It is difficult to answer without code, knowledge of your main memory and architecture. Therefore, I can only guess about some important pointers:
- Do you have enough RAM? . If you refer to an address that has not yet been loaded into RAM, a page error occurs behind the scenes and reads the data in RAM for you. Your program does not notice this activity because your thread is paused while a page error is being processed. Good article here .
- Another important point from the same article - you do not have control over how much MMF is stored in memory or for how long. This means that using MMF can push other things out of RAM, such as pages of code or data, that you will need soon. This leads to slower execution. I especially want to point out to anyone reading this answer to another answer here , so we have a clear idea of how slow this slowness is in terms of CPU cycles.

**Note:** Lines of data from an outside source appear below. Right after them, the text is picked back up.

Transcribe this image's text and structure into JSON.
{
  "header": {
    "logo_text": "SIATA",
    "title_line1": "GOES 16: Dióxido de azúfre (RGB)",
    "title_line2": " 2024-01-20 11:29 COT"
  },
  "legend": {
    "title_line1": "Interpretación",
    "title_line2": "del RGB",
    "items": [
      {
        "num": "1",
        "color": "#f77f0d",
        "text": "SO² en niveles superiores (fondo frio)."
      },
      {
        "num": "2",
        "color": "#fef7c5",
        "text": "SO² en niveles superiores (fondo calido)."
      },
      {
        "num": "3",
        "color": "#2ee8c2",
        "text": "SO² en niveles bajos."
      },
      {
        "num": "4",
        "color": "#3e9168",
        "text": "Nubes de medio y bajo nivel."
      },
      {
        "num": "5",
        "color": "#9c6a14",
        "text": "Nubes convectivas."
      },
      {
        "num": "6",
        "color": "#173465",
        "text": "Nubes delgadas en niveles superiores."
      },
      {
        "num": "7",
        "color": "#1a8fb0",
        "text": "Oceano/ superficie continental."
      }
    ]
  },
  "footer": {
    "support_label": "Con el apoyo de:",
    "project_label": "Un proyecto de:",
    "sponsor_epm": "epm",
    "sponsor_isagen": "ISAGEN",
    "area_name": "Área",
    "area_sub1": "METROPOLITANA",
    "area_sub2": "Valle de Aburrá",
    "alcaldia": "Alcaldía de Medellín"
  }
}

- Then you create a stream. Streams are good for sequential access, while you may be trying to read / write to it randomly .
As for the end-to-end execution time of your code in the FileStream and MMF approach, I think you should run the tests again, because starting your first approach can lead to a cache warming up for the second. Then the results will not be correct.
As per MSDN documentation for MMF ,
Files with memory mapping allow programmers to work with extremely large files, since memory can be managed simultaneously, and they allow full, random access to the file without the need for searching.
The way MMF works is that the entire (or part) of the file is displayed as virtual memory, which is transparently unloaded and exited from memory by the operating system when accessing parts of the file. That is why MMFs are great for working with large files.
You can be smarter and read part of the entire file and perform random access using:
using (var accessor = mmf.CreateViewAccessor(offset, length)) {
so that you have access to the view with the specified offset and size of your memory mapping of the mammoth file.